"The 'London Whale' killer strikes again! The AI bubble theory is causing a stir, with reports of the Saba fund selling CDS on giants such as Oracle and Microsoft."
Insiders have indicated that Saba Capital Management has been selling credit derivatives targeting large tech companies such as Oracle and Microsoft to banks in recent months, mainly out of concern for the risks brought by the AI investment boom in debt financing.
Insiders say that Boaz Weinstein's Saba Capital Management has been selling credit derivatives against large tech companies such as Oracle Corporation (ORCL.US) and Microsoft Corporation (MSFT.US) to banks in recent months, primarily due to concerns about the risk posed by the debt financing frenzy in the AI investment trend.
The source mentions that banks are seeking to hedge potential losses by purchasing credit default swaps (CDS) from this American hedge fund management company. Saba Fund is known for its successful bets against the trader at JPMorgan Chase known as the "London Whale." The "London Whale" incident refers to a JPMorgan Chase trader in 2012 who caused the bank to incur losses of over $6 billion by taking massive positions. Saba Fund (and its manager Boaz Weinstein) played the role of the counterparty, identifying the risks involved, placing bets with CDSs, and ultimately profiting from it.
Although the value of credit insurance increases with market expectations of the default risk of companies, the current prices suggest that the default risk of these tech companies is still relatively low compared to other industries.
The source with direct knowledge of the transactions stated that Saba has sold CDS against Oracle Corporation, Microsoft Corporation, Meta, Amazon.com, Inc., and the parent company of Alphabet Inc. Class C, Alphabet, to banks.
The source also mentioned that some large asset management companies, including a private credit fund, are also interested in purchasing this product.
Microsoft Corporation and Oracle Corporation declined to comment. Meta, Alphabet Inc. Class C, and Amazon.com, Inc. did not immediately respond to requests for comments.
Tech companies' debt rising, banks seeking protection
This development highlights the current market's eagerness to hedge against the risk of inflated valuations of AI companies and increasing debt burdens. It also points to concerns that if the current AI frenzy is proven to be a bubble, it could lead to a significant stock market correction and ultimately impact the economy.

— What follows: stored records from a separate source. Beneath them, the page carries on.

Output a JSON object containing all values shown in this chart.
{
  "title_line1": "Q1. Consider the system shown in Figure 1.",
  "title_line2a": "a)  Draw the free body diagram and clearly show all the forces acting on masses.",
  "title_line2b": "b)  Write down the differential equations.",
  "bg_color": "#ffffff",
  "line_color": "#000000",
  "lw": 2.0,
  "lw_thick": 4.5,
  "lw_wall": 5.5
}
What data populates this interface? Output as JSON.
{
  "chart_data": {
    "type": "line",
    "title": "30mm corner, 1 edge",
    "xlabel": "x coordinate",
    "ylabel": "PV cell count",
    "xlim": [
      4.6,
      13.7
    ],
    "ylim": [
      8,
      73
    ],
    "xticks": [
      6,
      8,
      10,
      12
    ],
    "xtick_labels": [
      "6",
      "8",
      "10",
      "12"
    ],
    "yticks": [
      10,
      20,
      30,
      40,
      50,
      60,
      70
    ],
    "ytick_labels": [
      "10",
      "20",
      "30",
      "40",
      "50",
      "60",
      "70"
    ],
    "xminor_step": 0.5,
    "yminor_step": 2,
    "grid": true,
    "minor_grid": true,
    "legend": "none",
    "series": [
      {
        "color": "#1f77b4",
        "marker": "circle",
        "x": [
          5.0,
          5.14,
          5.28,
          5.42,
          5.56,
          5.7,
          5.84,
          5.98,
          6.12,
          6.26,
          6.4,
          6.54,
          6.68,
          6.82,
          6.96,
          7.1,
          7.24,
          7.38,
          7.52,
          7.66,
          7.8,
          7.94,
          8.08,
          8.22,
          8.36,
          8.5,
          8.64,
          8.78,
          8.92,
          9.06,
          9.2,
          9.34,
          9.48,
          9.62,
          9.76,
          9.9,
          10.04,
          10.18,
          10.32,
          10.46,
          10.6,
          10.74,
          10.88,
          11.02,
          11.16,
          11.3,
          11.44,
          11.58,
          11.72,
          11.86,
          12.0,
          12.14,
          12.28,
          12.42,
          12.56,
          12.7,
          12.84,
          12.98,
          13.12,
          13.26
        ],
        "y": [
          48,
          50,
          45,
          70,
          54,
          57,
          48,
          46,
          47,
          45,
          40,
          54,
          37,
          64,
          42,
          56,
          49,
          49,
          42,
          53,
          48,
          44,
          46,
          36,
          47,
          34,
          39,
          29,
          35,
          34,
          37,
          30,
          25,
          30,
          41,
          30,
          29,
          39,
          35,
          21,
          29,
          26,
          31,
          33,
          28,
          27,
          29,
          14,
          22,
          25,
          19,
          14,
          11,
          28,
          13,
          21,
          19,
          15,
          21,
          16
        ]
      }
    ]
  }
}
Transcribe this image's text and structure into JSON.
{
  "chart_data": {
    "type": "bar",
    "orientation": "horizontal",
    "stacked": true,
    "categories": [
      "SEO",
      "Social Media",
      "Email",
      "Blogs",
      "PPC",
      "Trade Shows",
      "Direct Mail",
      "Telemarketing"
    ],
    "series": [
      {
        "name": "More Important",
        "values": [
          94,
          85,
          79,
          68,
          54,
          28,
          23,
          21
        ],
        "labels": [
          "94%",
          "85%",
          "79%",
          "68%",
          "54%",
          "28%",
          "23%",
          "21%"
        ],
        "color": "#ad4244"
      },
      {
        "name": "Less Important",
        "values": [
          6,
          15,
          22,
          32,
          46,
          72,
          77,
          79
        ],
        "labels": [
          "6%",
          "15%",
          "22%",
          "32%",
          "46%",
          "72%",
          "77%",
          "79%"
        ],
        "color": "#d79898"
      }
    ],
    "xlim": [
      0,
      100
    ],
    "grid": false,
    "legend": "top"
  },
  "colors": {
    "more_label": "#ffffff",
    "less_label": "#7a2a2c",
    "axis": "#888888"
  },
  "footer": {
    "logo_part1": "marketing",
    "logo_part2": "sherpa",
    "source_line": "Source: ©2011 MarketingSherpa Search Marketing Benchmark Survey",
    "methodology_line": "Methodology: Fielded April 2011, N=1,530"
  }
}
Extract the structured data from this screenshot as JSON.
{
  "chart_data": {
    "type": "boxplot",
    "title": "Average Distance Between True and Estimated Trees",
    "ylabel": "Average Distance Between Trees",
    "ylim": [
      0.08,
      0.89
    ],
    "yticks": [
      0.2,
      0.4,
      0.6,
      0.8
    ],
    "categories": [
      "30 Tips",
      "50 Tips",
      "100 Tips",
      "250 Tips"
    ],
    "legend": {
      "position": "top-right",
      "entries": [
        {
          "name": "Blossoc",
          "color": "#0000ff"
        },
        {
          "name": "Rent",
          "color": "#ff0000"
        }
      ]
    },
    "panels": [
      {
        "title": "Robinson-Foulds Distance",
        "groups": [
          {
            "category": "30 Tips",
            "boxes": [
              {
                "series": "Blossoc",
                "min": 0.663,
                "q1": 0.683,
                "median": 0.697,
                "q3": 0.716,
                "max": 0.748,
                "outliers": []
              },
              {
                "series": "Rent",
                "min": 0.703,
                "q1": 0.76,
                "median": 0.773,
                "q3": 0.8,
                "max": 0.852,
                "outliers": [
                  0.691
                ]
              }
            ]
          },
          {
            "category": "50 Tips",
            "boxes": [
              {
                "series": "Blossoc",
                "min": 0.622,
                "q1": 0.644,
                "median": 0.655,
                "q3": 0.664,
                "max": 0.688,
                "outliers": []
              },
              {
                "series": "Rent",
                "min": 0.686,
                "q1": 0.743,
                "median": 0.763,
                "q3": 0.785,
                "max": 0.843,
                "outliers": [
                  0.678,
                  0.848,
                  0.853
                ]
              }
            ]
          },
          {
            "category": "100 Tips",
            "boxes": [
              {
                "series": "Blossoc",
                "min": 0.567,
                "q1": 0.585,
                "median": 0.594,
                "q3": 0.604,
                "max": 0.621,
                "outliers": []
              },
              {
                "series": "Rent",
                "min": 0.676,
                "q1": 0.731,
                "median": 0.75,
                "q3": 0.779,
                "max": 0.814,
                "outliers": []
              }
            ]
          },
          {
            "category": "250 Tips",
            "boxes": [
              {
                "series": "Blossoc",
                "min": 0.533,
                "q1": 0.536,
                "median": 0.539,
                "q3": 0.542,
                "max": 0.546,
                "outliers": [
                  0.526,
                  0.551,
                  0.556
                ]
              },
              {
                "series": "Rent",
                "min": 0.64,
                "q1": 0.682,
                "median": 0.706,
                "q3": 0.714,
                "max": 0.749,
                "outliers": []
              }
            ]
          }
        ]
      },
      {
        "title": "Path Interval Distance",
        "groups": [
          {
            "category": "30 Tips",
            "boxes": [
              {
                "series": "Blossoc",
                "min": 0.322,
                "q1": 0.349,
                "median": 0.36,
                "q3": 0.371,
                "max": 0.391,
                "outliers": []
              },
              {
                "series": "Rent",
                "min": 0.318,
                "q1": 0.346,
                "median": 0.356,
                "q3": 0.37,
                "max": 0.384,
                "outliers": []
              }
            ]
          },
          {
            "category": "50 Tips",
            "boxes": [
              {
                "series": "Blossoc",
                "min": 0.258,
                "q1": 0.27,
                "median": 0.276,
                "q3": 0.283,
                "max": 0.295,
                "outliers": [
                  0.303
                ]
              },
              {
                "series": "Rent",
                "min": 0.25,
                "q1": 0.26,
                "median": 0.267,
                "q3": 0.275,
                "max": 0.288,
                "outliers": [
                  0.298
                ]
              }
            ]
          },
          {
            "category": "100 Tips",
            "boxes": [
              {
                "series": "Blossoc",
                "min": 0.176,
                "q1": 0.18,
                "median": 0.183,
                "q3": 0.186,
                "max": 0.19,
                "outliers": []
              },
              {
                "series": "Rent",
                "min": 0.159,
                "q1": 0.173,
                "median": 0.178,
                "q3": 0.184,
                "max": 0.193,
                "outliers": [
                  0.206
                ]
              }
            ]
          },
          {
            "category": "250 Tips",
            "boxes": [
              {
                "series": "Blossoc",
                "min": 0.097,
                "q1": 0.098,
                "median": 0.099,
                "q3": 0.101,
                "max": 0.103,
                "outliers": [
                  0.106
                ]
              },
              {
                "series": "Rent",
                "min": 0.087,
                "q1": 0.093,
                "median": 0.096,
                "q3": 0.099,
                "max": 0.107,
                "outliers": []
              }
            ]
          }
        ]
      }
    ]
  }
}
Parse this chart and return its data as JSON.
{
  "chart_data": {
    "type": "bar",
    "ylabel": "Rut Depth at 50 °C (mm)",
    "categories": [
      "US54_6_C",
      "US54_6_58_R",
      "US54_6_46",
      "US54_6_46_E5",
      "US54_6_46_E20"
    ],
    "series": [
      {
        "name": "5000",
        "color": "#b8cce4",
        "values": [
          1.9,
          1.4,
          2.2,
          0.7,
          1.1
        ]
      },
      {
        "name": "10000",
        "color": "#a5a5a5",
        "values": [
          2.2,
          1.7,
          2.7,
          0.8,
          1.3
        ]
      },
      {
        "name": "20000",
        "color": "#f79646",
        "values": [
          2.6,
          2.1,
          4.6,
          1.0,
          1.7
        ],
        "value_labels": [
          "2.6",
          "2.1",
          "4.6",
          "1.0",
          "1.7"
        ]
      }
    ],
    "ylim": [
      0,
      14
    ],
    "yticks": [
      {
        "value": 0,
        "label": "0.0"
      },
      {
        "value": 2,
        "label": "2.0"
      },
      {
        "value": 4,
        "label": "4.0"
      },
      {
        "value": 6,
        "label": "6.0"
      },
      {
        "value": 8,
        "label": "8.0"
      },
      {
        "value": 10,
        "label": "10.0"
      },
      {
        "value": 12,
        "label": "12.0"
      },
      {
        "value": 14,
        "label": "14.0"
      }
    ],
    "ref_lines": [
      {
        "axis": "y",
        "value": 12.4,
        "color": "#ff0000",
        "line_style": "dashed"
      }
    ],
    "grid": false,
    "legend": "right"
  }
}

The source mentioned that this is the first time Saba has sold hedging protection against some specific companies and the first time banks have requested such transactions from this hedge fund.
The source stated that these Financial Institutions, Inc. are seeking protection to address the accumulating debts on their balance sheets as they are borrowing heavily to fund their billion-dollar AI projects.
A client report released by Goldman Sachs Group, Inc. on Friday showed an increase in customer demand for hedging protection in the stock derivative trading industry.
Jim Reid of Deutsche Bank Aktiengesellschaft commented on the tech-related CDS market on Monday, saying, "Part of this is due to concerns over the AI company bond supply in the next few quarters, which has seen a surprising surge in recent weeks." "However, these CDSs also appear to be used as general hedging tools against various AI long positions."
Concerns about bubbles exist, but risks are still lower than other industries
Although the ultimate purpose of CDS is to provide compensation in the event of a company's bankruptcy, the value of these derivatives themselves will increase as the economic health of the companies deteriorates.
The CDS prices for Oracle Corporation and Alphabet are currently at their highest levels in two years, and according to S&P Global, Inc.'s data, the prices of Meta and Microsoft Corporation's CDS contracts have risen significantly in recent weeks. According to S&P's data, Meta's CDS data has only been recorded since late October.
Despite the significant increase in the prices of CDS contracts for large tech companies, analysts point out that the current levels are still lower than some investment-grade companies in other industries.
According to S&P's data, last week, the five-year CDS spread for Oracle Corporation exceeded 105 basis points, while the CDS spreads for Alphabet and Amazon.com, Inc. traded around 38 basis points, and Microsoft Corporation traded around 34 basis points.
The borrowing of mega-cap companies (essentially large AI tech companies) has surged in recent weeks. Meta raised $30 billion in debt last month. Oracle Corporation raised $18 billion in September. Alphabet Inc. Class C parent company, Alphabet, also entered the market for financing.
Data from Bank of America Corp shows that in September and October alone, the issuance of investment-grade bonds in this industry has exceeded twice the annual average.
However, French Industrial Bank pointed out on Tuesday that the yield spread on the bonds of these companies is still lower than the overall investment-grade credit level, while other institutions like Citigroup emphasized the healthy balance sheets of mega-cap companies.
Michael Hartnett, Chief Investment Strategist at Bank of America Corp, said in Friday's weekly "Fund Flows" report, "The best shorts are AI mega-cap company bonds."